Coney Beach had a reasonable record of safety between its opening in 1920 and its commercial heyday between the 1950s and 1980s, when it often attracted several thousand visitors per week in the summer months.

Since 1994, Coney Beach has been the scene of several serious and in one case fatal incidents:

- 1994 - In April, a 9-year-old boy died in an incident on the Water Chute. A gantry fell onto the track, causing several carriages to derail. It was also revealed in the aftermath that there had been an accident on this ride a year prior, where three passengers were injured when their boat left the tracks and fell nearly 6 ft; this had not been reported because it had been caused by drunken passengers deliberately shifting their weight and causing the boat to go off course.
- 1994 - In August, a 14-year-old girl fractured three ribs and injured her lungs when she was thrown 40 feet out of the newly opened Top Flip ride at the park. Three other people were injured in the incident and were treated for stomach, neck and leg injuries. The incident occurred only hours after the ride had been tested. The ride was immediately dismantled.
- 1994 - Two months after the accident on the Top Flip ride, and less than two weeks after the fatal incident on the Water Chute, the 'Blizzard' roller-coaster overshot on its exit run, injuring three passengers. Unlike the previous two incidents in 1994, this accident was caused by human error, as the ride attendant was not paying attention and forgot to apply the brakes when the ride was supposed to have stopped. The employee was dismissed. The Blizzard, in operation since the late 1980s, was eventually withdrawn in 2004 amongst reports that its speed relative to its size was causing riders to experience head shaking.
- 2000 - A 17-year-old girl suffered a fractured skull when a bolt fell out of the Skymaster ride and hit her as she walked past.
- 2002 - A suspicious fire occurred at the park.
- 2004 - A sex offender, who had been ordered to stay away from children by a court, was found to have been given a job at the park two weeks later.
- 2023 - A man suffered a spinal fracture on the Waltzer.
- 2025 - On Wednesday 13 August, a partial derailment of the Wacky Worm, an introductory roller coaster that the park said was owned by a third party, injured an adult and thirteen children.

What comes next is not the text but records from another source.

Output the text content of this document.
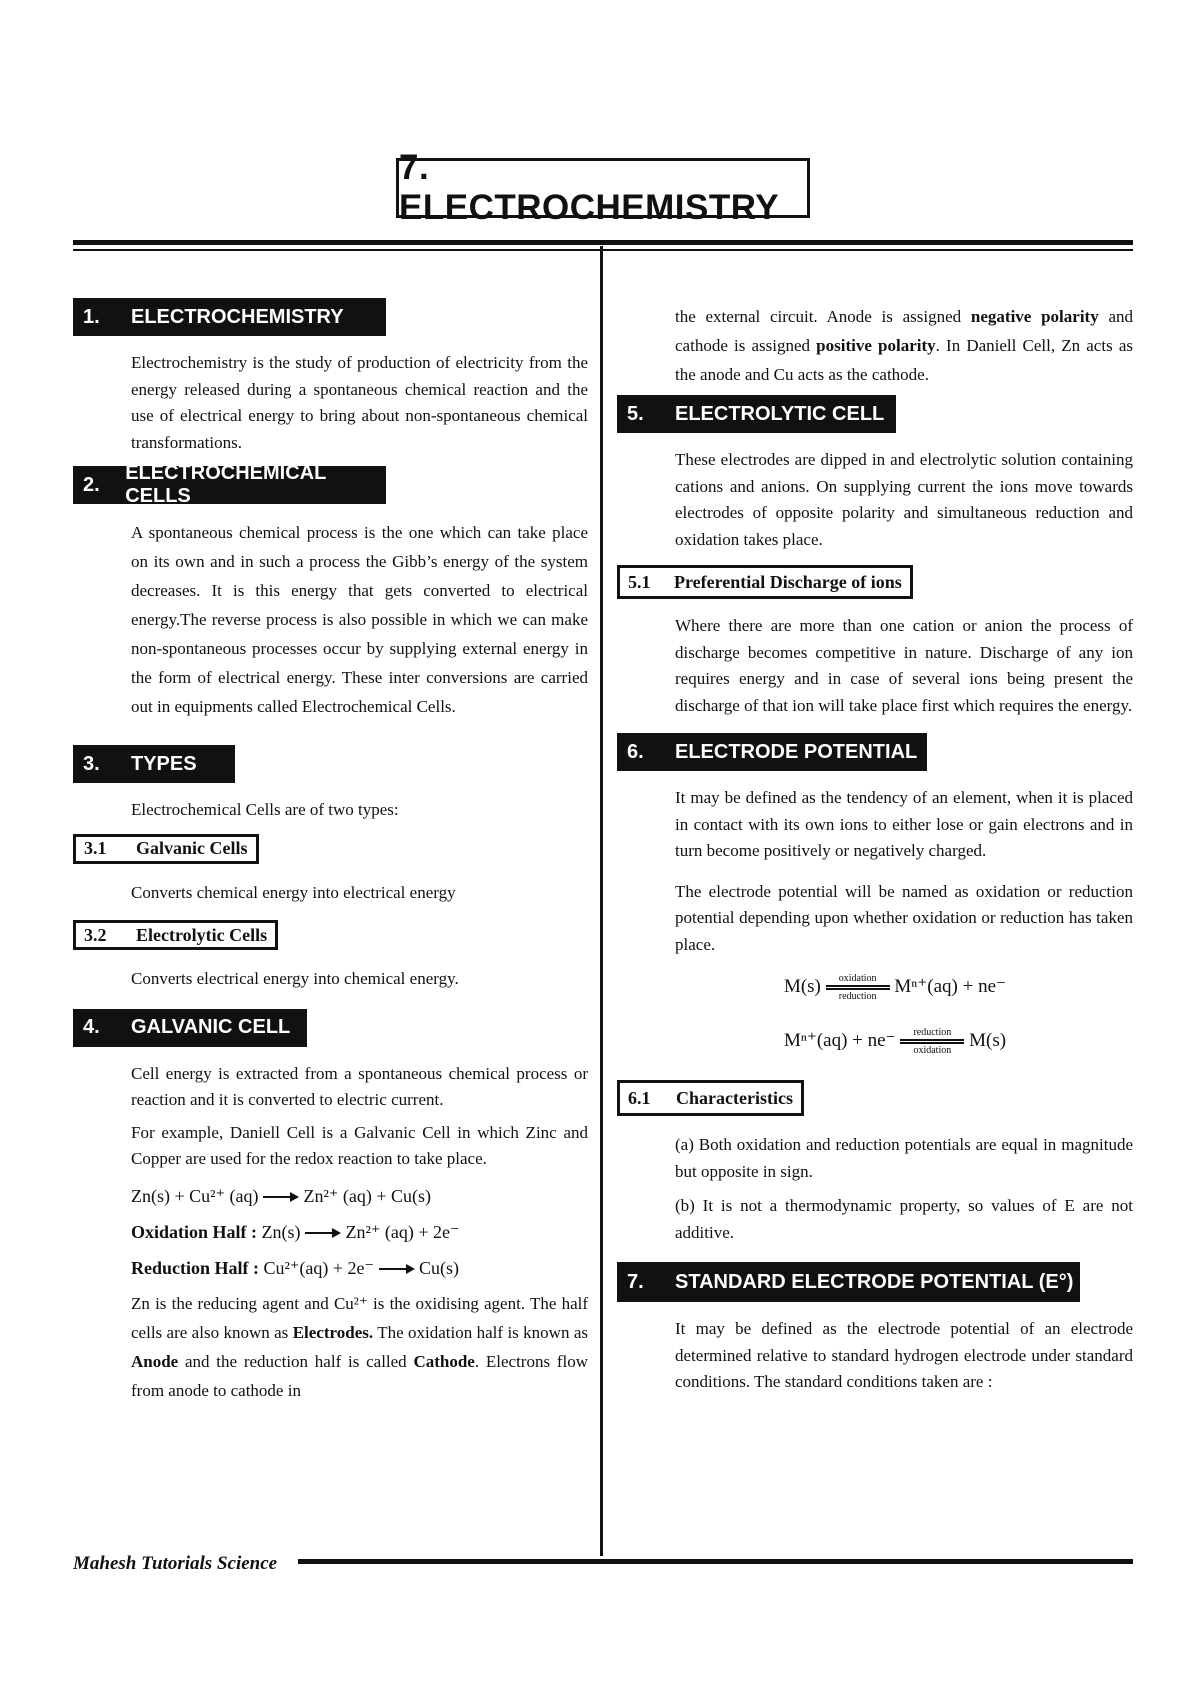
7. ELECTROCHEMISTRY
1.	ELECTROCHEMISTRY

Electrochemistry is the study of production of electricity from the energy released during a spontaneous chemical reaction and the use of electrical energy to bring about non-spontaneous chemical transformations.

2.
ELECTROCHEMICAL CELLS

A spontaneous chemical process is the one which can take place on its own and in such a process the Gibb’s energy of the system decreases. It is this energy that gets converted to electrical energy.The reverse process is also possible in which we can make non-spontaneous processes occur by supplying external energy in the form of electrical energy. These inter conversions are carried out in equipments called Electrochemical Cells.

3.	TYPES

Electrochemical Cells are of two types:

3.1	Galvanic Cells

Converts chemical energy into electrical energy

3.2	Electrolytic Cells

Converts electrical energy into chemical energy.

4.	GALVANIC CELL

Cell energy is extracted from a spontaneous chemical process or reaction and it is converted to electric current.

For example, Daniell Cell is a Galvanic Cell in which Zinc and Copper are used for the redox reaction to take place.

Zn(s) + Cu²⁺ (aq)	Zn²⁺ (aq) + Cu(s)
Oxidation Half : Zn(s)	Zn²⁺ (aq) + 2e⁻
Reduction Half : Cu²⁺(aq) + 2e⁻	Cu(s)

Zn is the reducing agent and Cu²⁺ is the oxidising agent. The half cells are also known as Electrodes. The oxidation half is known as Anode and the reduction half is called Cathode. Electrons flow from anode to cathode in

the external circuit. Anode is assigned negative polarity and cathode is assigned positive polarity. In Daniell Cell, Zn acts as the anode and Cu acts as the cathode.

5.	ELECTROLYTIC CELL

These electrodes are dipped in and electrolytic solution containing cations and anions. On supplying current the ions move towards electrodes of opposite polarity and simultaneous reduction and oxidation takes place.

5.1	Preferential Discharge of ions

Where there are more than one cation or anion the process of discharge becomes competitive in nature. Discharge of any ion requires energy and in case of several ions being present the discharge of that ion will take place first which requires the energy.

6.	ELECTRODE POTENTIAL

It may be defined as the tendency of an element, when it is placed in contact with its own ions to either lose or gain electrons and in turn become positively or negatively charged.

The electrode potential will be named as oxidation or reduction potential depending upon whether oxidation or reduction has taken place.

M(s) oxidation
reduction Mⁿ⁺(aq) + ne⁻
Mⁿ⁺(aq) + ne⁻ reduction
oxidation M(s)
6.1	Characteristics

(a) Both oxidation and reduction potentials are equal in magnitude but opposite in sign.

(b) It is not a thermodynamic property, so values of E are not additive.

7.	STANDARD ELECTRODE POTENTIAL (E°)

It may be defined as the electrode potential of an electrode determined relative to standard hydrogen electrode under standard conditions. The standard conditions taken are :

Mahesh Tutorials Science
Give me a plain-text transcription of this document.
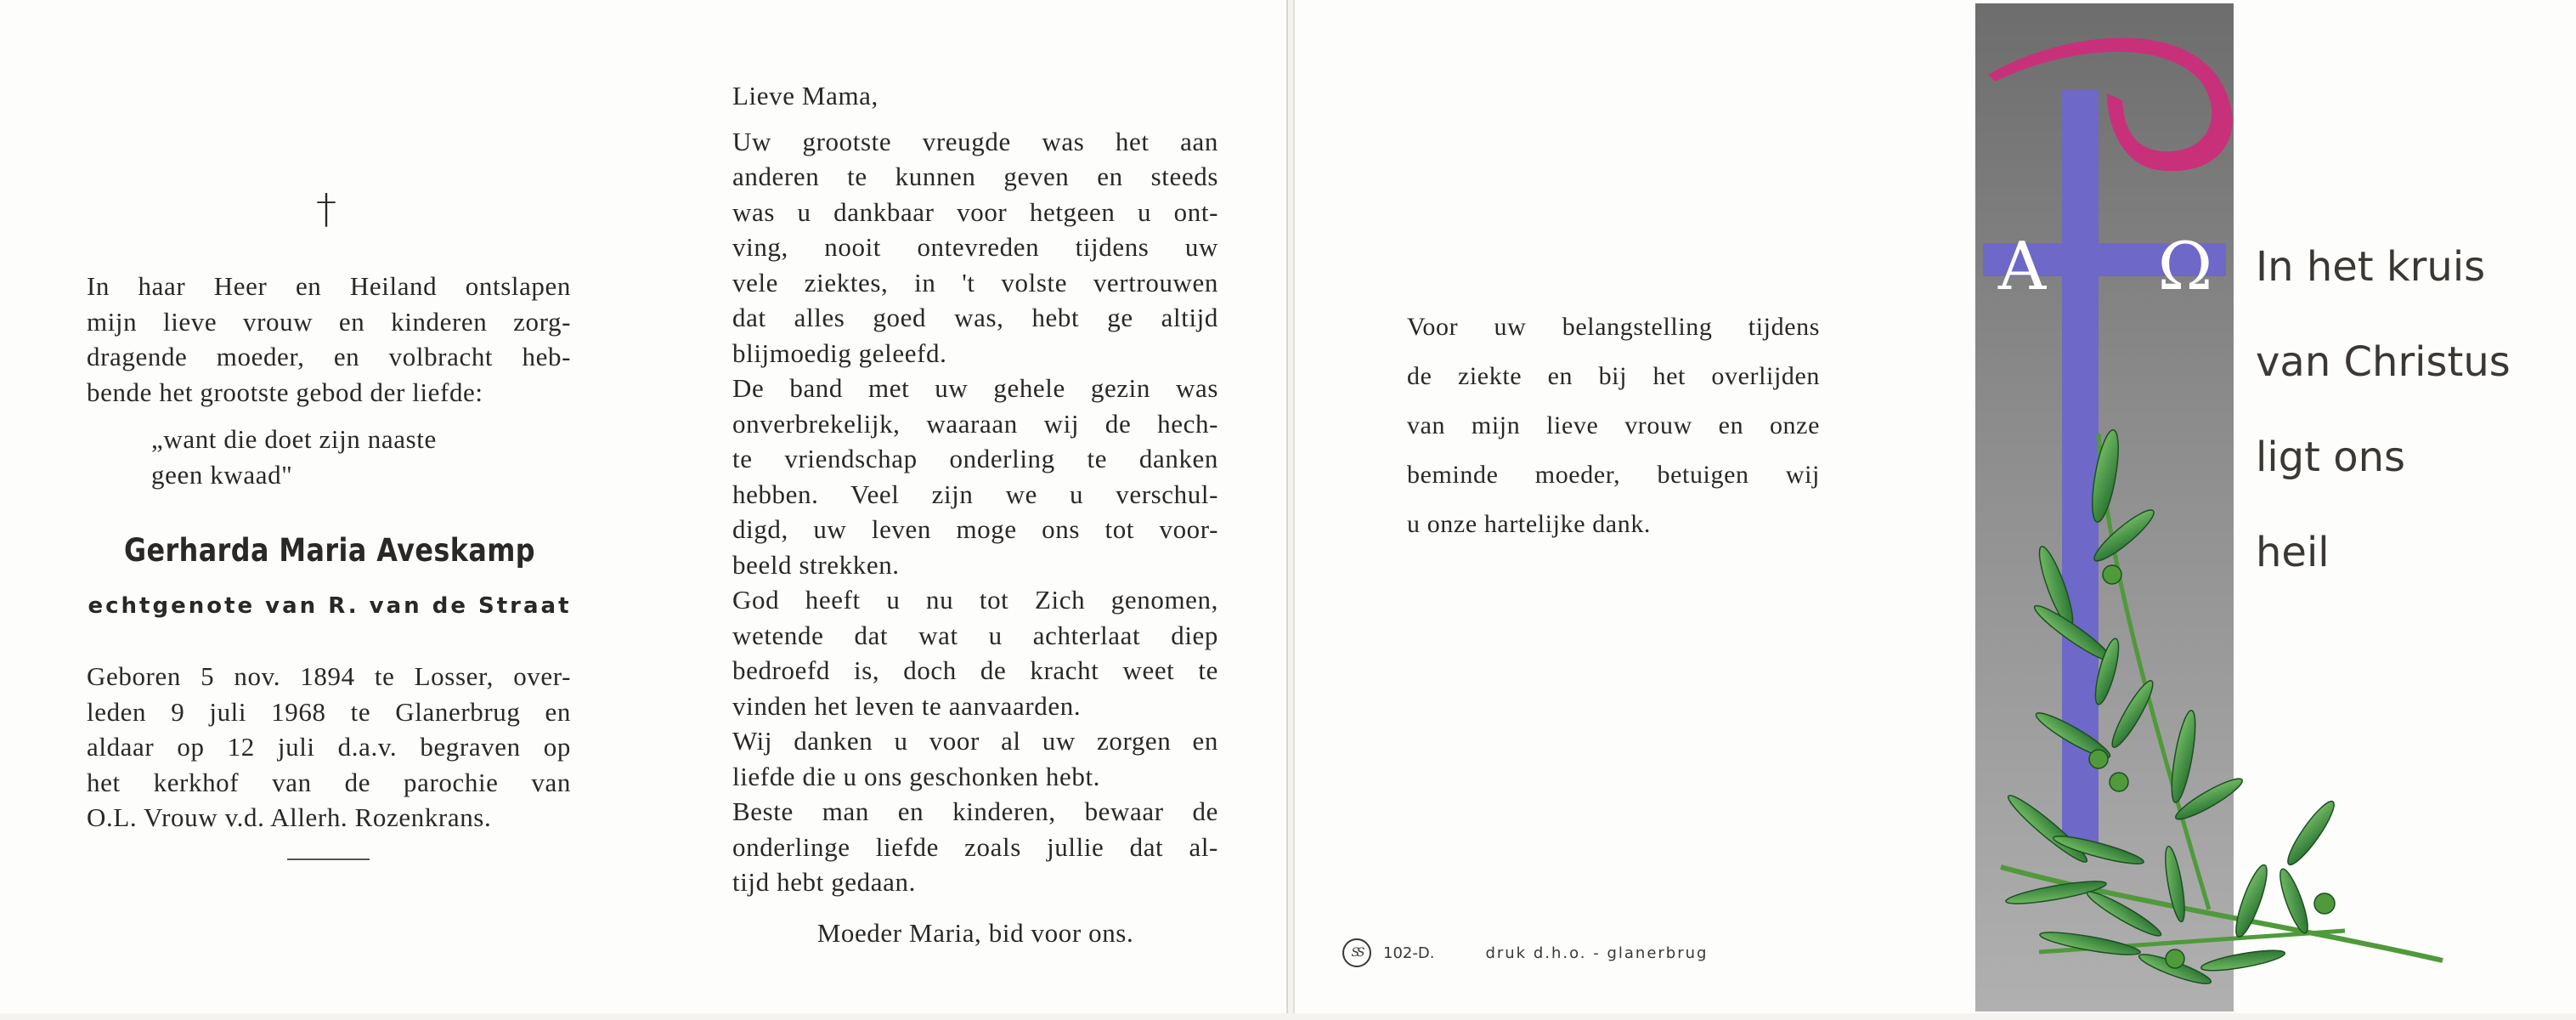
†
In haar Heer en Heiland ontslapen
mijn lieve vrouw en kinderen zorg-
dragende moeder, en volbracht heb-
bende het grootste gebod der liefde:
„want die doet zijn naaste
geen kwaad"
Gerharda Maria Aveskamp
echtgenote van R. van de Straat
Geboren 5 nov. 1894 te Losser, over-
leden 9 juli 1968 te Glanerbrug en
aldaar op 12 juli d.a.v. begraven op
het kerkhof van de parochie van
O.L. Vrouw v.d. Allerh. Rozenkrans.
Lieve Mama,
Uw grootste vreugde was het aan
anderen te kunnen geven en steeds
was u dankbaar voor hetgeen u ont-
ving, nooit ontevreden tijdens uw
vele ziektes, in 't volste vertrouwen
dat alles goed was, hebt ge altijd
blijmoedig geleefd.
De band met uw gehele gezin was
onverbrekelijk, waaraan wij de hech-
te vriendschap onderling te danken
hebben. Veel zijn we u verschul-
digd, uw leven moge ons tot voor-
beeld strekken.
God heeft u nu tot Zich genomen,
wetende dat wat u achterlaat diep
bedroefd is, doch de kracht weet te
vinden het leven te aanvaarden.
Wij danken u voor al uw zorgen en
liefde die u ons geschonken hebt.
Beste man en kinderen, bewaar de
onderlinge liefde zoals jullie dat al-
tijd hebt gedaan.
Moeder Maria, bid voor ons.
Voor uw belangstelling tijdens
de ziekte en bij het overlijden
van mijn lieve vrouw en onze
beminde moeder, betuigen wij
u onze hartelijke dank.
SS	102-D.	druk d.h.o. - glanerbrug
Α Ω In het kruis
van Christus
ligt ons
heil
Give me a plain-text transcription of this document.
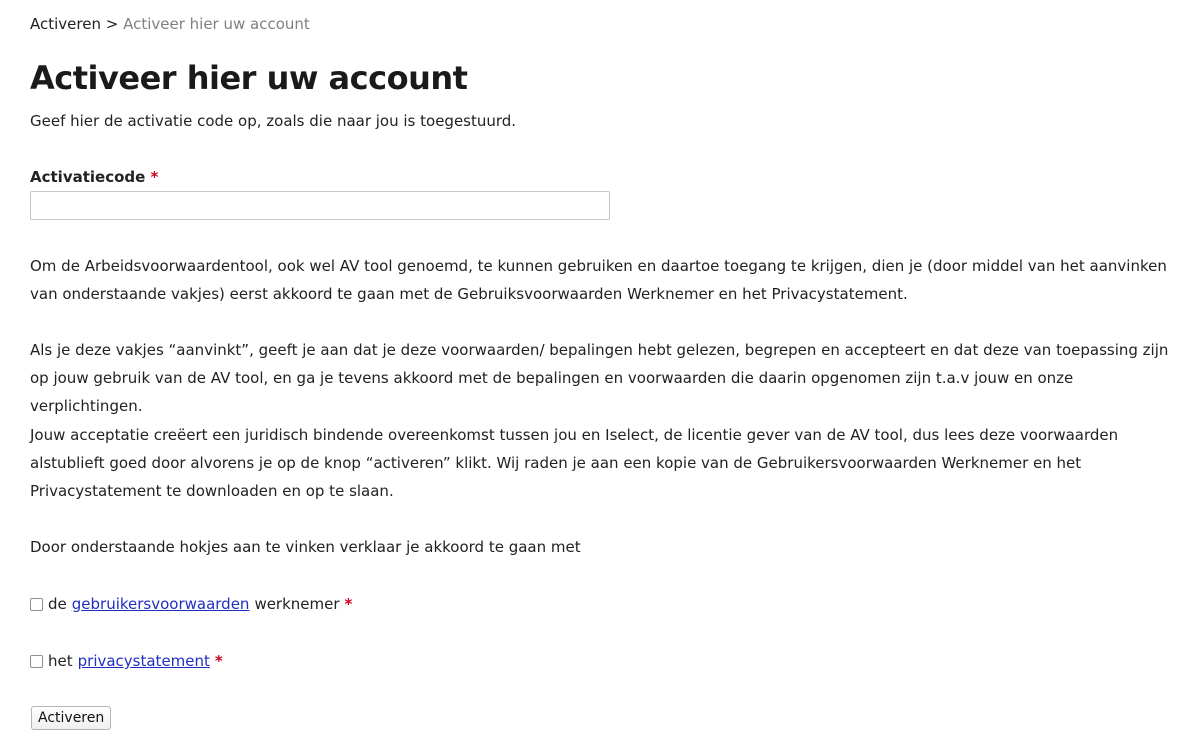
Activeren > Activeer hier uw account
Activeer hier uw account

Geef hier de activatie code op, zoals die naar jou is toegestuurd.

Activatiecode *

Om de Arbeidsvoorwaardentool, ook wel AV tool genoemd, te kunnen gebruiken en daartoe toegang te krijgen, dien je (door middel van het aanvinken van onderstaande vakjes) eerst akkoord te gaan met de Gebruiksvoorwaarden Werknemer en het Privacystatement.

Als je deze vakjes “aanvinkt”, geeft je aan dat je deze voorwaarden/ bepalingen hebt gelezen, begrepen en accepteert en dat deze van toepassing zijn op jouw gebruik van de AV tool, en ga je tevens akkoord met de bepalingen en voorwaarden die daarin opgenomen zijn t.a.v jouw en onze verplichtingen.

Jouw acceptatie creëert een juridisch bindende overeenkomst tussen jou en Iselect, de licentie gever van de AV tool, dus lees deze voorwaarden alstublieft goed door alvorens je op de knop “activeren” klikt. Wij raden je aan een kopie van de Gebruikersvoorwaarden Werknemer en het Privacystatement te downloaden en op te slaan.

Door onderstaande hokjes aan te vinken verklaar je akkoord te gaan met

de gebruikersvoorwaarden werknemer *
het privacystatement *
Activeren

Many visitors and critics from local and national press complained in the 2000s that the park did not properly maintain or care for its older rides, instead focusing solely on its newer additions, compromising the safety of users. Additionally, the 'Megablitz' and 'Nessi' rides were regularly reported in the local press to create very sharp impacts on the rider and to sometimes shake riders' heads excessively.